Mexico: Manhunt On After Drug Lord 'El Chapo' Guzman Escapes
TEHRAN (Tasnim) – Mexico mounted an all-out manhunt for its most powerful drug lord, Joaquin "El Chapo" Guzman, who authorities said escaped from a maximum security prison through a 1.5-kilometer (1 mile) tunnel from a small opening in the shower area of his cell.
The elaborate underground escape route, allegedly built without the detection of authorities, allowed Guzman to do what Mexican officials promised would never happen after his re-capture last year, slip out of one of the country's most secure penitentiaries for the second time.
"This represents without a doubt an affront to the Mexican state," President Enrique Pena Nieto said while on a previously scheduled trip to France. "But I also have confidence in the institutions of the Mexican state ... that they have the strength and determination to recapture this criminal."

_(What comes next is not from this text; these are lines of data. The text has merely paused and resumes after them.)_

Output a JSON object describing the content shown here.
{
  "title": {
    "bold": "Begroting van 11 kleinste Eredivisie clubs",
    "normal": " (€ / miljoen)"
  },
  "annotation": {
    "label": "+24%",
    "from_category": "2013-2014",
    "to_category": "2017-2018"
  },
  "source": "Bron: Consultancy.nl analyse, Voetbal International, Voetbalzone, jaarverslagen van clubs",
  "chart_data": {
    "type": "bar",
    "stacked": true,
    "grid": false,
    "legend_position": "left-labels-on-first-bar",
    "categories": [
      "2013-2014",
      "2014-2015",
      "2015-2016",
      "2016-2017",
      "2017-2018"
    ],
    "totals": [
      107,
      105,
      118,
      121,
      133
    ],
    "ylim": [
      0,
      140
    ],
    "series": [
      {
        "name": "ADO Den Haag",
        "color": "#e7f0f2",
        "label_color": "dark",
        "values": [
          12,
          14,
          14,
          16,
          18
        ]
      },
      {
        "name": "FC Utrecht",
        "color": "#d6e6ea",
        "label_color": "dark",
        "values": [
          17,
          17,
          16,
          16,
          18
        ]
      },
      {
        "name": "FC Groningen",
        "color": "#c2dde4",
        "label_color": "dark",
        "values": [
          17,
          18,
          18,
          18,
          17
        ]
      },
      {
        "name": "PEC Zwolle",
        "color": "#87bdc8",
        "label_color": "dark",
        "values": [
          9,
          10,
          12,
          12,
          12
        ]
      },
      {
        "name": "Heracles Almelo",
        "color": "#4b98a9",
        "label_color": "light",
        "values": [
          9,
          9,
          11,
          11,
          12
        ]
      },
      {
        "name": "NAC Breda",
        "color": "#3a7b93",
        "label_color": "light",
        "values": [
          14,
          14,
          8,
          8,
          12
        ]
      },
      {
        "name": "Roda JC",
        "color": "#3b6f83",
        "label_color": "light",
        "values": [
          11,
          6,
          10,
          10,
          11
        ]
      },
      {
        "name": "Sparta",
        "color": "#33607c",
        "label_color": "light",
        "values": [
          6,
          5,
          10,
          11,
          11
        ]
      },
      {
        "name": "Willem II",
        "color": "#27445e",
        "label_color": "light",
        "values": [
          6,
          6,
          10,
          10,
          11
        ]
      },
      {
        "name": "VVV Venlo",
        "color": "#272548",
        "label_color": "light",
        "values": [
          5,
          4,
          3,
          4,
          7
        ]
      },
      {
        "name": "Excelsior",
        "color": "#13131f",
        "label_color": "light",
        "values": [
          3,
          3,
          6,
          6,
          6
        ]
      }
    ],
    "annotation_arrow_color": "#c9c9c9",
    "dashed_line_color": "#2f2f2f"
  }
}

Guzman's escape is a major embarrassment to the Pena Nieto administration, which had received plaudits for its aggressive approach to top drug lords.
Since the government took office in late 2012, Mexican authorities have nabbed or killed six of them, including Guzman.
If he is not caught immediately, Guzman lord will likely be back in full command and control of the Sinaloa Cartel in 48 hours, said Michael S. Vigil, a retired US Drug Enforcement Administration chief of international operations.
"We may never find him again," Vigil said. "All the accolades that Mexico has received in their counterdrug efforts will be erased by this one event."
Thirty employees from various part of the Altiplano prison, 55 miles (90 kilometers) west of Mexico City, have been taken in for questioning, the federal Attorney General's Office said, the Associated Press reported.
When the escape was discovered late Saturday, a widespread manhunt began immediately for Guzman, whose cartel is believed to control most of the major crossing points for drugs at the US border with Mexico.
Guzman's Sinaloa Cartel empire stretches throughout North America and reaches as far as Europe and Australia. The cartel has been heavily involved in the bloody drug war that has torn through parts of Mexico for a decade, taking an estimated 100,000 lives or more.